Untuk mengetahui tingkat kepuasan anggota UHC, NHSO melakukan survei kepuasan. Survei ini dilakukan kepada pasien dan provider. Dari data yang dikumpulkan sejak tahun 2003 sampai 2013, diketahui bahwa kepuasan pasien dan provider mengalami peningkatan selama pelaksanaan UHC ini. Kepuasan pasien berada meningkat dari 83,01 % di tahun 2003 menjadi 95,49% di tahun 2013, sedangkan kepuasan provider meningkat dari 45,6% di tahun 2003 menjadi 67,60% di tahun 2013. Lebih lanjut, dalam survei tersebut pasien menilai bahwa kualitas perawatan dokter lebih meningkat saat adanya program UHC ini. Survei ini dilakukan secara independen oleh ABAC Poll Research Center, Assumption University.

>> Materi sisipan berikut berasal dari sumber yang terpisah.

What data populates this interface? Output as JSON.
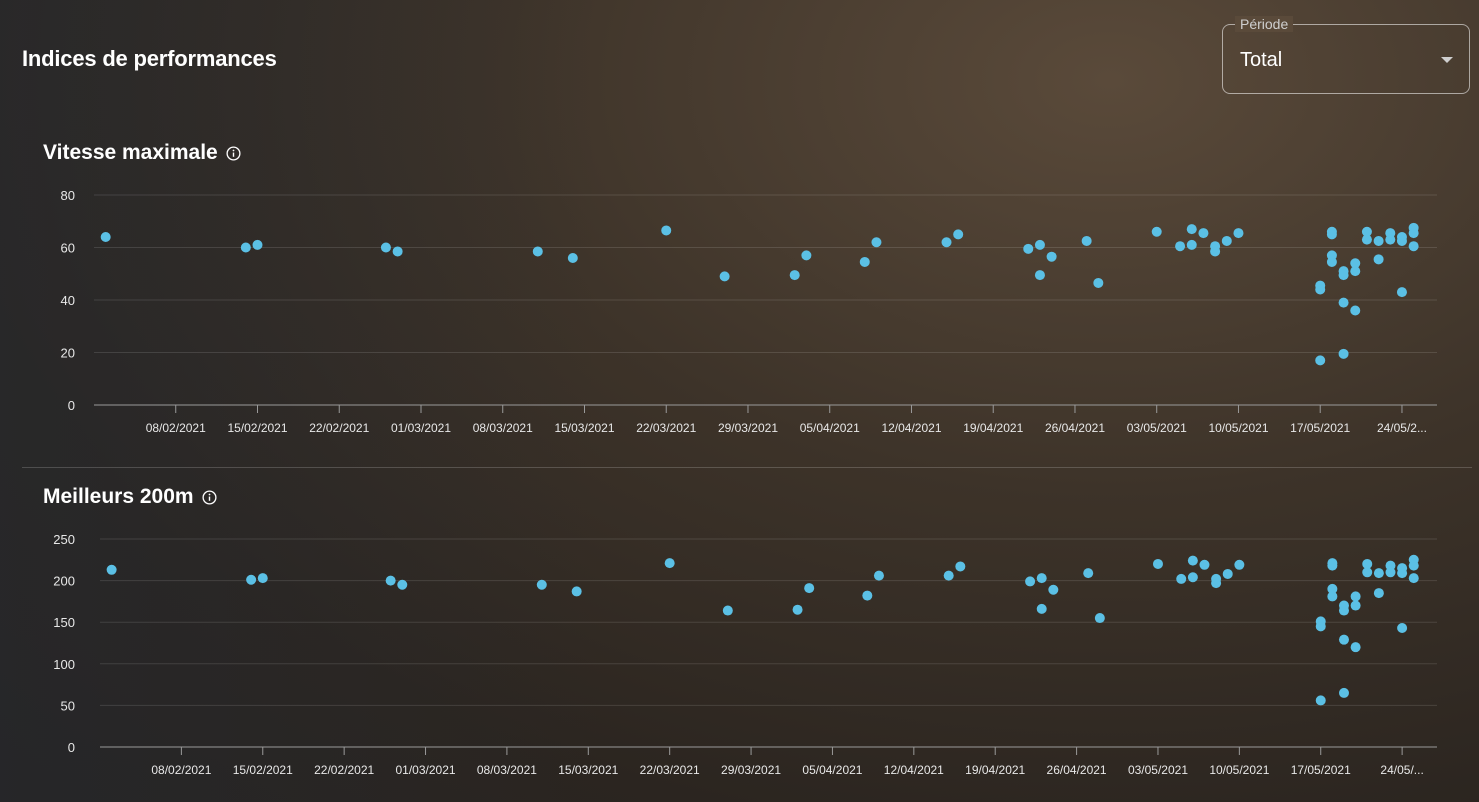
{
  "page": {
    "title": "Indices de performances"
  },
  "period": {
    "label": "Période",
    "value": "Total"
  },
  "colors": {
    "point": "#5bc0e5",
    "grid": "rgba(255,255,255,0.12)",
    "axis": "#9a9a9a"
  },
  "icons": {
    "info": "info-icon",
    "dropdown": "caret-down-icon"
  },
  "chart_data": [
    {
      "type": "scatter",
      "title": "Vitesse maximale",
      "x_range": [
        "2021-02-01",
        "2021-05-27"
      ],
      "ylim": [
        0,
        80
      ],
      "yticks": [
        0,
        20,
        40,
        60,
        80
      ],
      "grid": true,
      "xticks": [
        "2021-02-08",
        "2021-02-15",
        "2021-02-22",
        "2021-03-01",
        "2021-03-08",
        "2021-03-15",
        "2021-03-22",
        "2021-03-29",
        "2021-04-05",
        "2021-04-12",
        "2021-04-19",
        "2021-04-26",
        "2021-05-03",
        "2021-05-10",
        "2021-05-17",
        "2021-05-24"
      ],
      "xtick_labels": [
        "08/02/2021",
        "15/02/2021",
        "22/02/2021",
        "01/03/2021",
        "08/03/2021",
        "15/03/2021",
        "22/03/2021",
        "29/03/2021",
        "05/04/2021",
        "12/04/2021",
        "19/04/2021",
        "26/04/2021",
        "03/05/2021",
        "10/05/2021",
        "17/05/2021",
        "24/05/2..."
      ],
      "points": [
        [
          "2021-02-02",
          64
        ],
        [
          "2021-02-14",
          60
        ],
        [
          "2021-02-15",
          61
        ],
        [
          "2021-02-26",
          60
        ],
        [
          "2021-02-27",
          58.5
        ],
        [
          "2021-03-11",
          58.5
        ],
        [
          "2021-03-14",
          56
        ],
        [
          "2021-03-22",
          66.5
        ],
        [
          "2021-03-27",
          49
        ],
        [
          "2021-04-02",
          49.5
        ],
        [
          "2021-04-03",
          57
        ],
        [
          "2021-04-08",
          54.5
        ],
        [
          "2021-04-09",
          62
        ],
        [
          "2021-04-15",
          62
        ],
        [
          "2021-04-16",
          65
        ],
        [
          "2021-04-22",
          59.5
        ],
        [
          "2021-04-23",
          61
        ],
        [
          "2021-04-23",
          49.5
        ],
        [
          "2021-04-24",
          56.5
        ],
        [
          "2021-04-27",
          62.5
        ],
        [
          "2021-04-28",
          46.5
        ],
        [
          "2021-05-03",
          66
        ],
        [
          "2021-05-05",
          60.5
        ],
        [
          "2021-05-06",
          67
        ],
        [
          "2021-05-06",
          61
        ],
        [
          "2021-05-07",
          65.5
        ],
        [
          "2021-05-08",
          58.5
        ],
        [
          "2021-05-08",
          60.5
        ],
        [
          "2021-05-09",
          62.5
        ],
        [
          "2021-05-10",
          65.5
        ],
        [
          "2021-05-17",
          45.5
        ],
        [
          "2021-05-17",
          44
        ],
        [
          "2021-05-17",
          17
        ],
        [
          "2021-05-18",
          66
        ],
        [
          "2021-05-18",
          65
        ],
        [
          "2021-05-18",
          57
        ],
        [
          "2021-05-18",
          54.5
        ],
        [
          "2021-05-19",
          51
        ],
        [
          "2021-05-19",
          49.5
        ],
        [
          "2021-05-19",
          39
        ],
        [
          "2021-05-19",
          19.5
        ],
        [
          "2021-05-20",
          54
        ],
        [
          "2021-05-20",
          51
        ],
        [
          "2021-05-20",
          36
        ],
        [
          "2021-05-21",
          66
        ],
        [
          "2021-05-21",
          63
        ],
        [
          "2021-05-22",
          62.5
        ],
        [
          "2021-05-22",
          55.5
        ],
        [
          "2021-05-23",
          65.5
        ],
        [
          "2021-05-23",
          63
        ],
        [
          "2021-05-24",
          64
        ],
        [
          "2021-05-24",
          62.5
        ],
        [
          "2021-05-24",
          43
        ],
        [
          "2021-05-25",
          67.5
        ],
        [
          "2021-05-25",
          65.5
        ],
        [
          "2021-05-25",
          60.5
        ]
      ]
    },
    {
      "type": "scatter",
      "title": "Meilleurs 200m",
      "x_range": [
        "2021-02-01",
        "2021-05-27"
      ],
      "ylim": [
        0,
        250
      ],
      "yticks": [
        0,
        50,
        100,
        150,
        200,
        250
      ],
      "grid": true,
      "xticks": [
        "2021-02-08",
        "2021-02-15",
        "2021-02-22",
        "2021-03-01",
        "2021-03-08",
        "2021-03-15",
        "2021-03-22",
        "2021-03-29",
        "2021-04-05",
        "2021-04-12",
        "2021-04-19",
        "2021-04-26",
        "2021-05-03",
        "2021-05-10",
        "2021-05-17",
        "2021-05-24"
      ],
      "xtick_labels": [
        "08/02/2021",
        "15/02/2021",
        "22/02/2021",
        "01/03/2021",
        "08/03/2021",
        "15/03/2021",
        "22/03/2021",
        "29/03/2021",
        "05/04/2021",
        "12/04/2021",
        "19/04/2021",
        "26/04/2021",
        "03/05/2021",
        "10/05/2021",
        "17/05/2021",
        "24/05/..."
      ],
      "points": [
        [
          "2021-02-02",
          213
        ],
        [
          "2021-02-14",
          201
        ],
        [
          "2021-02-15",
          203
        ],
        [
          "2021-02-26",
          200
        ],
        [
          "2021-02-27",
          195
        ],
        [
          "2021-03-11",
          195
        ],
        [
          "2021-03-14",
          187
        ],
        [
          "2021-03-22",
          221
        ],
        [
          "2021-03-27",
          164
        ],
        [
          "2021-04-02",
          165
        ],
        [
          "2021-04-03",
          191
        ],
        [
          "2021-04-08",
          182
        ],
        [
          "2021-04-09",
          206
        ],
        [
          "2021-04-15",
          206
        ],
        [
          "2021-04-16",
          217
        ],
        [
          "2021-04-22",
          199
        ],
        [
          "2021-04-23",
          203
        ],
        [
          "2021-04-23",
          166
        ],
        [
          "2021-04-24",
          189
        ],
        [
          "2021-04-27",
          209
        ],
        [
          "2021-04-28",
          155
        ],
        [
          "2021-05-03",
          220
        ],
        [
          "2021-05-05",
          202
        ],
        [
          "2021-05-06",
          224
        ],
        [
          "2021-05-06",
          204
        ],
        [
          "2021-05-07",
          219
        ],
        [
          "2021-05-08",
          197
        ],
        [
          "2021-05-08",
          202
        ],
        [
          "2021-05-09",
          208
        ],
        [
          "2021-05-10",
          219
        ],
        [
          "2021-05-17",
          151
        ],
        [
          "2021-05-17",
          145
        ],
        [
          "2021-05-17",
          56
        ],
        [
          "2021-05-18",
          221
        ],
        [
          "2021-05-18",
          218
        ],
        [
          "2021-05-18",
          190
        ],
        [
          "2021-05-18",
          181
        ],
        [
          "2021-05-19",
          170
        ],
        [
          "2021-05-19",
          164
        ],
        [
          "2021-05-19",
          129
        ],
        [
          "2021-05-19",
          65
        ],
        [
          "2021-05-20",
          181
        ],
        [
          "2021-05-20",
          170
        ],
        [
          "2021-05-20",
          120
        ],
        [
          "2021-05-21",
          220
        ],
        [
          "2021-05-21",
          210
        ],
        [
          "2021-05-22",
          209
        ],
        [
          "2021-05-22",
          185
        ],
        [
          "2021-05-23",
          218
        ],
        [
          "2021-05-23",
          210
        ],
        [
          "2021-05-24",
          215
        ],
        [
          "2021-05-24",
          209
        ],
        [
          "2021-05-24",
          143
        ],
        [
          "2021-05-25",
          225
        ],
        [
          "2021-05-25",
          218
        ],
        [
          "2021-05-25",
          203
        ]
      ]
    }
  ]
}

NHSO juga melakukan audit di RS. Pada biro Audit di NHSO, auditornya merupakan auditor independen yang bekerja sama dengan NHSO. Auditor ini bersertifikat dan kualitas auditor ini juga diaudit tiap tahun. Audit yang dilakukan terhadap RS meliputi audit tagihan, audit kelengkapan dan kualitas rekam medik serta audit terhadap kualitas layanan. Audit tagihan meliputi audit coding (ringkasan pasien keluar dan coding yang akurat) dan billing audit. Audit terhadap kualitas layanan meliputi diagnosis dan perawatan yang mengacu pada standar atau pedoman serta sember-sumber utilisasi.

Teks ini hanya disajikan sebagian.